Bu cümle tüm odadaki her öğrenciyi anında şaşkına çevirdi.
“Bu adamın siniri!”
“Evet, kabalığını unutun, efendiyi kışkırtmaya bile cüret etti!”
“Yine de aynada kendine bakmıyor!”
“Peki, bekle. Ona iyi vakit geçirmesine izin vereceğiz!”
Birçok kişi ona küfrediyordu. Liu Zhiping denen kişi Su Hao’yu oracıkta azarladı, “Sen Su Hao’sun, değil mi? Burada sorun yaratman için sana kim cesaret verdi! Usta Feng’in nasıl bir kimlik olduğunu biliyor musun? Son derece cüretkar!”
Su Hao’nun yüz ifadesinde sonunda hafif bir değişiklik izi vardı. Bu genç adama soğuk bir ifadeyle bakarak, “Cesaretin varsa, tekrar söyle. Bakalım seni öldürecek miyim, öldürmeyecek miyim!”
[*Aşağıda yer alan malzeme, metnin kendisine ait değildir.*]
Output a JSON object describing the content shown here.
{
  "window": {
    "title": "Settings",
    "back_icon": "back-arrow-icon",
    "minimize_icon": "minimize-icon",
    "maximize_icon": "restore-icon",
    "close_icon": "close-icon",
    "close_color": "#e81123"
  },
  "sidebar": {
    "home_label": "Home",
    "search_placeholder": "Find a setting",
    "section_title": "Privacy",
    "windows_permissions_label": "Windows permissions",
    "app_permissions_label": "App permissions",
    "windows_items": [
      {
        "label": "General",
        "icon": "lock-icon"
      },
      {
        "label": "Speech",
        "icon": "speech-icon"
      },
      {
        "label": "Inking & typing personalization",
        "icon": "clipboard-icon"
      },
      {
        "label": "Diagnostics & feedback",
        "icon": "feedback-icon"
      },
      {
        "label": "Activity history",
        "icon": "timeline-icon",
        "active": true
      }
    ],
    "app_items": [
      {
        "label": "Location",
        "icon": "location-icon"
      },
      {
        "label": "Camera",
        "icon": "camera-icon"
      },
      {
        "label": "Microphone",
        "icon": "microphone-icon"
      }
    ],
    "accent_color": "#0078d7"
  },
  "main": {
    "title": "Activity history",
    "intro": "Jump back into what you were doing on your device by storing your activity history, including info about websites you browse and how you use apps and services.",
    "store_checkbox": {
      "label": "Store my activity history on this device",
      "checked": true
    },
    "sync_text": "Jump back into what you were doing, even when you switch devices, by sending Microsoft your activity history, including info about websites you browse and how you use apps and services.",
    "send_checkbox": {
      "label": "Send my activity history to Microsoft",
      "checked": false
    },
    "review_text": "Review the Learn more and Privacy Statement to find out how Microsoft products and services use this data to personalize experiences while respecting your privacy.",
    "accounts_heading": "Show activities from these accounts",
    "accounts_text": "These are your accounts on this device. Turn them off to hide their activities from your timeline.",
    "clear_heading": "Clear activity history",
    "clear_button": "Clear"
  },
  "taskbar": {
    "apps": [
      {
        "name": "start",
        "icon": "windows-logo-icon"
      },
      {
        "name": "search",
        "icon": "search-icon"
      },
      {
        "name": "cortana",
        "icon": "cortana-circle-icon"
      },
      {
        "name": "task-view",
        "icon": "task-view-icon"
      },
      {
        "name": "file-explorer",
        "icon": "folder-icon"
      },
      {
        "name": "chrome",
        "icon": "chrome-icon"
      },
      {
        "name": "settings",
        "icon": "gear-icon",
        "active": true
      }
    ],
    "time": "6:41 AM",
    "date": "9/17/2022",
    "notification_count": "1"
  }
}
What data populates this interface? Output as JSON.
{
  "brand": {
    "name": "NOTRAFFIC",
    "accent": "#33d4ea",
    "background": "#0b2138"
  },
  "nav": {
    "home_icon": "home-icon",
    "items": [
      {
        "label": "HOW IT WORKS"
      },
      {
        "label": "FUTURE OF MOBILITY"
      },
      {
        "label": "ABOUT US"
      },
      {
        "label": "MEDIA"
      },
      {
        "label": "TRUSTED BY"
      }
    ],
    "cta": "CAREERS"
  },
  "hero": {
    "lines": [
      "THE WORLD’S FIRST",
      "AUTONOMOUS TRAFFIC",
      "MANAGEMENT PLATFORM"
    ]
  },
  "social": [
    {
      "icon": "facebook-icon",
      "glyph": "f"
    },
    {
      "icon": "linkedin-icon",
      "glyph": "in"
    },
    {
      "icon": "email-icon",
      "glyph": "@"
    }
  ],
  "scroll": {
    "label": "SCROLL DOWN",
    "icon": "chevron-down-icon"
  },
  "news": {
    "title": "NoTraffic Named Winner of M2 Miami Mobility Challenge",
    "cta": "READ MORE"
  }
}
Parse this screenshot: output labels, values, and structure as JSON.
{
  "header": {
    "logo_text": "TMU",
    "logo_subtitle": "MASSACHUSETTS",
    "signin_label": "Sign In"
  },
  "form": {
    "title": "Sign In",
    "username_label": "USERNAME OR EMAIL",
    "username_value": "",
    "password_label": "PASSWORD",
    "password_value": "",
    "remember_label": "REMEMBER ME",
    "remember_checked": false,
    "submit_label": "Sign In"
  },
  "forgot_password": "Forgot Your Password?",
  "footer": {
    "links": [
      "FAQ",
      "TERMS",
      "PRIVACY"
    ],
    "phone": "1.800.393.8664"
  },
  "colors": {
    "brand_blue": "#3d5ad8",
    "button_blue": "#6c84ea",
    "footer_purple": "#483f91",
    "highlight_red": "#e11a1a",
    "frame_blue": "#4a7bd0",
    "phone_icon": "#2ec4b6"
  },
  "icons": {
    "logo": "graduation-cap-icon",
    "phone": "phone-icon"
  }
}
Su Hao’nun korkunç öldürme arzusu dışarı sızmaya başladı ve etrafa doğru yayıldı.
“Hong!”
Birkaç gün içinde Su Hao 800 ila 1000 kişiyi öldürmüştü.
Liu Zhiping, öldürme niyetiyle sarılmıştı. Vücudunun titrediğini ve bacaklarını yumuşak bıraktığını hissedebiliyordu. O sadece sıradan bir piyanistti ve genellikle bir korumanın korumasına sahipti. Ne zamandan beri daha önce böyle bir manzarayla karşı karşıya kalmıştı?